Awarded: $25,000 | Leveraged: $356,912
The arrival of the spotted wing drosophila (SWD) in Michigan in 2010 devastated the small fruit industry. Underserved and minority growers have been the most affected. In 2014, 28 surveyed Latino blueberry growers indicated losses due to SWD, amounting to 58 percent of their income. The problem has grown so fast that the Michigan Blueberry Advisory Committee placed it at the top of its priorities for research and extension in 2016. However, growers require advanced integrated pest management (IPM) tools and a systems approach for pest management to incorporate SWD into their current IPM programs. They need more knowledge and understanding of how insecticide applications should be adjusted to account for pest behavior, weather conditions and sprayer equipment.
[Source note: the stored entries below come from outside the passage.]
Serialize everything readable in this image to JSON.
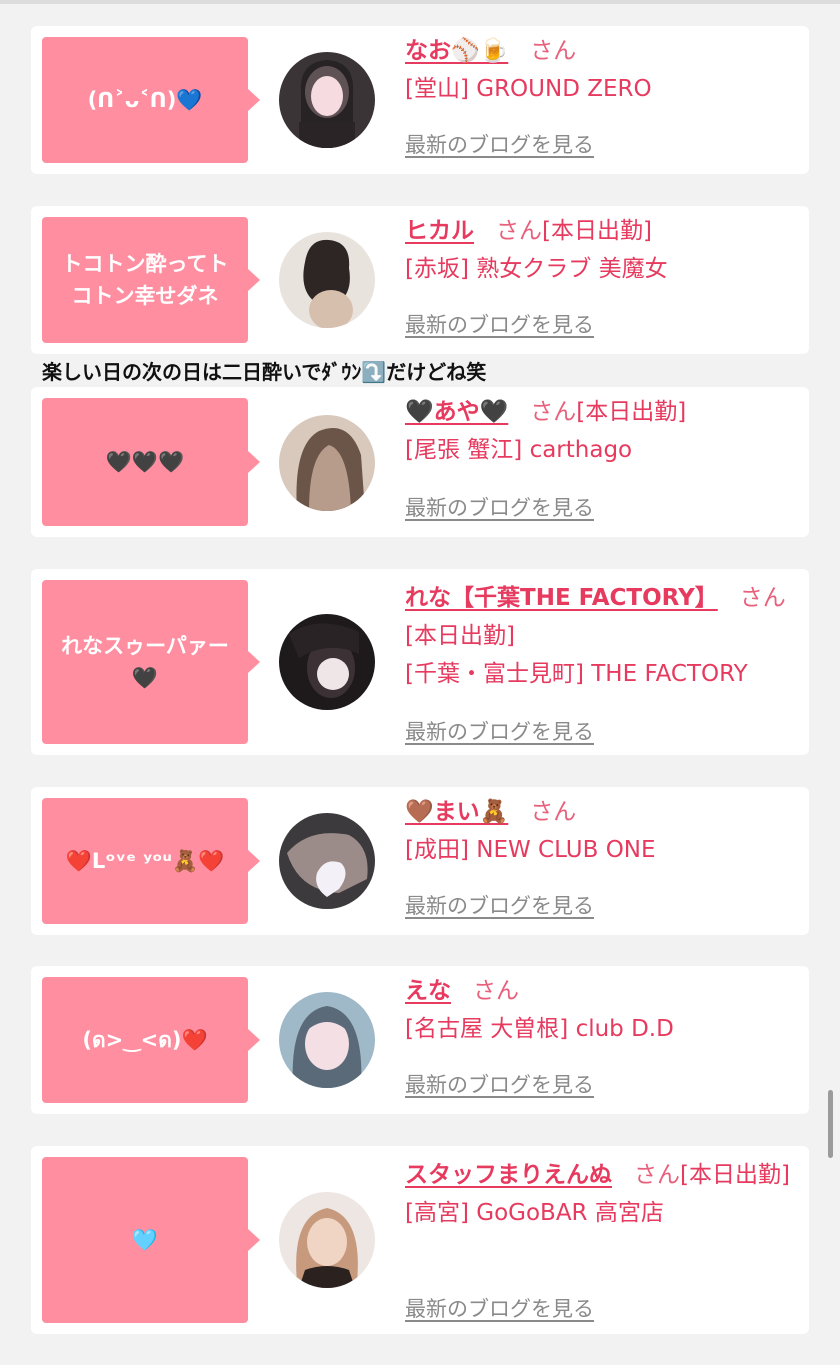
{
  "cards": [
    {
      "bubble": "(ᑎ˃ᴗ˂ᑎ)💙",
      "name": "なお⚾🍺",
      "san": "さん",
      "status": "",
      "shop": "[堂山] GROUND ZERO",
      "blog_link": "最新のブログを見る",
      "avatar_colors": [
        "#3a3436",
        "#f3d2d6",
        "#1f1b1c"
      ]
    },
    {
      "bubble": "トコトン酔ってト\nコトン幸せダネ",
      "name": "ヒカル",
      "san": "さん",
      "status": "[本日出勤]",
      "shop": "[赤坂] 熟女クラブ 美魔女",
      "blog_link": "最新のブログを見る",
      "avatar_colors": [
        "#e9e3de",
        "#2d2624",
        "#d7bfae"
      ]
    },
    {
      "bubble": "🖤🖤🖤",
      "name": "🖤あや🖤",
      "san": "さん",
      "status": "[本日出勤]",
      "shop": "[尾張 蟹江] carthago",
      "blog_link": "最新のブログを見る",
      "avatar_colors": [
        "#b89c8b",
        "#6b5448",
        "#d9c9bd"
      ]
    },
    {
      "bubble": "れなスゥーパァー\n🖤",
      "name": "れな【千葉THE FACTORY】",
      "san": "さん",
      "status": "[本日出勤]",
      "shop": "[千葉・富士見町] THE FACTORY",
      "blog_link": "最新のブログを見る",
      "avatar_colors": [
        "#1e1a1c",
        "#efe6e8",
        "#3c3236"
      ]
    },
    {
      "bubble": "❤️Lᵒᵛᵉ ʸᵒᵘ🧸❤️",
      "name": "🤎まい🧸",
      "san": "さん",
      "status": "",
      "shop": "[成田] NEW CLUB ONE",
      "blog_link": "最新のブログを見る",
      "avatar_colors": [
        "#3d3a3e",
        "#f3f1f7",
        "#9b8c8a"
      ]
    },
    {
      "bubble": "(ด>‿<ด)❤️",
      "name": "えな",
      "san": "さん",
      "status": "",
      "shop": "[名古屋 大曽根] club D.D",
      "blog_link": "最新のブログを見る",
      "avatar_colors": [
        "#9fb9c8",
        "#f4dfe4",
        "#5a6a78"
      ]
    },
    {
      "bubble": "🩵",
      "name": "スタッフまりえんぬ",
      "san": "さん",
      "status": "[本日出勤]",
      "shop": "[高宮] GoGoBAR 高宮店",
      "blog_link": "最新のブログを見る",
      "avatar_colors": [
        "#c79a7e",
        "#f1d5c4",
        "#2b2220"
      ]
    }
  ],
  "caption": "楽しい日の次の日は二日酔いでﾀﾞｳﾝ⤵️だけどね笑"
}
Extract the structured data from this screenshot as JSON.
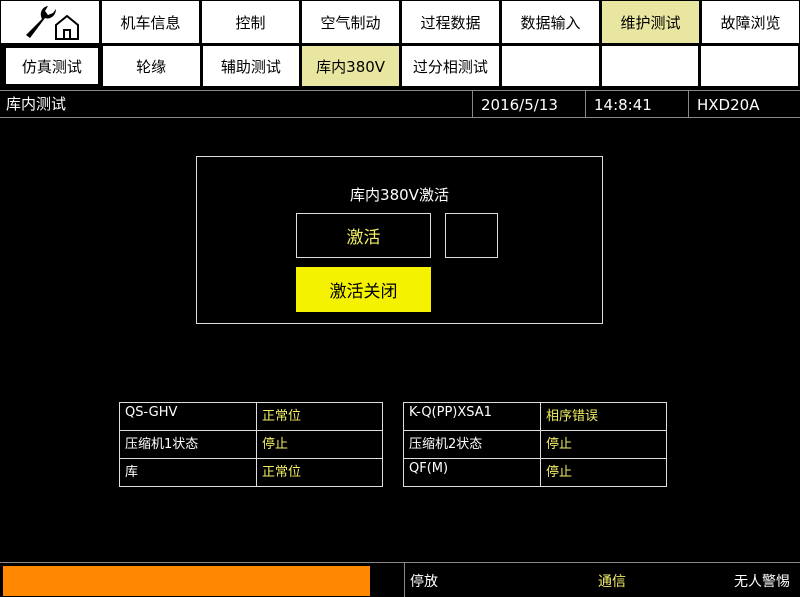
{
  "nav": {
    "tabs": [
      {
        "label": "机车信息",
        "active": false
      },
      {
        "label": "控制",
        "active": false
      },
      {
        "label": "空气制动",
        "active": false
      },
      {
        "label": "过程数据",
        "active": false
      },
      {
        "label": "数据输入",
        "active": false
      },
      {
        "label": "维护测试",
        "active": true
      },
      {
        "label": "故障浏览",
        "active": false
      }
    ]
  },
  "subnav": {
    "tabs": [
      {
        "label": "仿真测试",
        "active": false
      },
      {
        "label": "轮缘",
        "active": false
      },
      {
        "label": "辅助测试",
        "active": false
      },
      {
        "label": "库内380V",
        "active": true
      },
      {
        "label": "过分相测试",
        "active": false
      },
      {
        "label": "",
        "active": false
      },
      {
        "label": "",
        "active": false
      },
      {
        "label": "",
        "active": false
      }
    ]
  },
  "status": {
    "title": "库内测试",
    "date": "2016/5/13",
    "time": "14:8:41",
    "model": "HXD20A"
  },
  "panel": {
    "title": "库内380V激活",
    "activate_label": "激活",
    "deactivate_label": "激活关闭"
  },
  "table_left": {
    "rows": [
      {
        "key": "QS-GHV",
        "value": "正常位"
      },
      {
        "key": "压缩机1状态",
        "value": "停止"
      },
      {
        "key": "库",
        "value": "正常位"
      }
    ]
  },
  "table_right": {
    "rows": [
      {
        "key": "K-Q(PP)XSA1",
        "value": "相序错误"
      },
      {
        "key": "压缩机2状态",
        "value": "停止"
      },
      {
        "key": "QF(M)",
        "value": "停止"
      }
    ]
  },
  "footer": {
    "progress": 1.0,
    "mode": "停放",
    "comm": "通信",
    "alarm": "无人警惕"
  },
  "colors": {
    "accent_yellow": "#f5f200",
    "active_tab": "#e8e6a0",
    "value_text": "#f2ee66",
    "progress": "#ff8800"
  },
  "icons": {
    "home": "wrench-home-icon"
  }
}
A research team led by MSU Extension educator Carlos Garcia-Salazar has created English and Spanish web-accessible resources for farmers. The usefulness of the training with web-accessible materials resulted in a highly successful implementation of SWD management. Salazar said that when growers are taught complex subject such as a systems approach to pest management with simplified, web-accessible educational materials, small working groups and experiential learning, they are capable of using those resources to develop successful SWD management programs. Growers farming 738 acres of more than 2,684,834 pounds of blueberries were affected by this training. The total market value of protected berries was $3,490,284.